Time will tell if UE is a viable monitoring methodology for these hydronephrosis patients; if the pilot results are promising, Dr. Chaudhry and his collaborators will seek to expand their study into a larger trial with more power to show efficacy.
Avoiding renal injury in these cases takes on special significance. Because many of these patients are so young, any permanent kidney damage sustained may be a life-long issue with potentially life-altering consequences. Having a noninvasive, cost-effective, repeatable monitoring framework and algorithm in place should UE ultimately prove efficacious would be a practice-changing development for pediatric urologists.

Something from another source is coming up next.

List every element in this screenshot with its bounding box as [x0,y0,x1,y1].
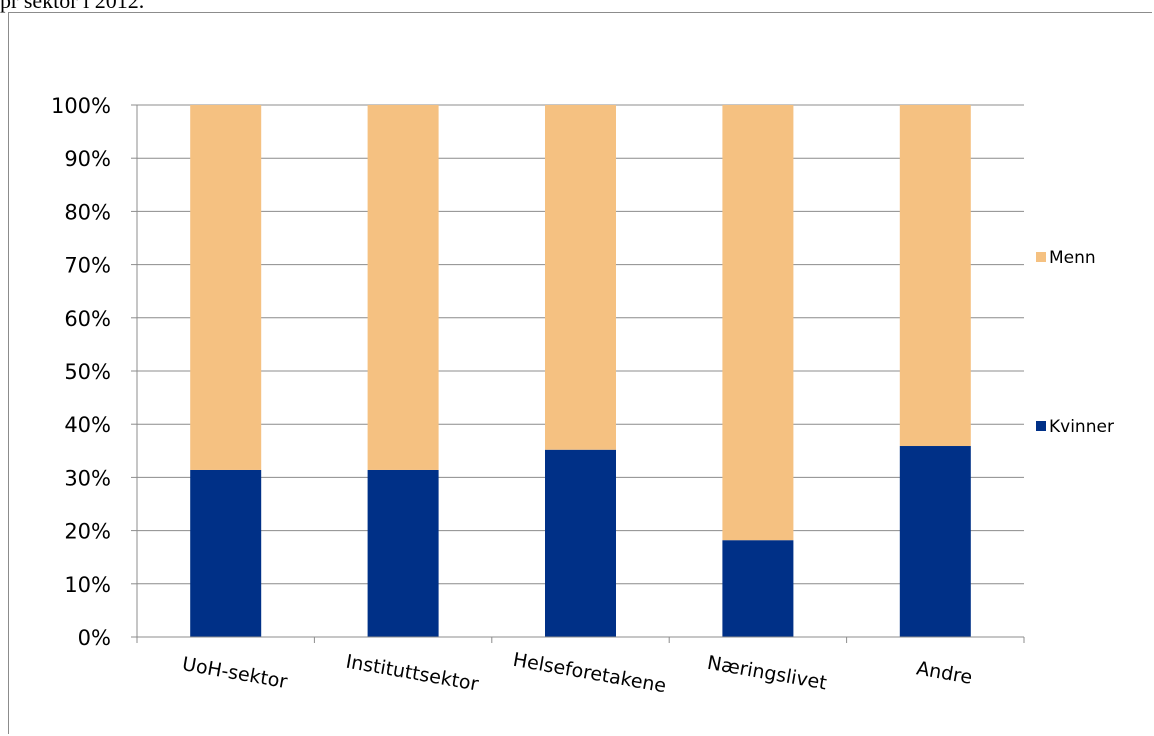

Rajeev Chaudhry, MD, is an assistant professor of urology in the Department of Urology at the University of Pittsburgh School of Medicine and a pediatric urologist in the Division of Pediatric Urology at UPMC Children’s. Dr. Chaudhry earned his medical degree from the Warren Alpert Medical School of Brown University. Dr. Chaudhry completed a residency in urology and a urology research fellowship at Duke University Medical Center in Durham, North Carolina. He then completed a fellowship in pediatric urology at UPMC Children’s prior to joining the Division as a faculty member. Dr. Chaudhry’s research interests include the application of bioengineering and robotics in surgery, disorders of sexual differentiation, and neurogenic bladder. His clinical interests include pediatric robotic surgery and complex reconstruction in patients with spina bifida.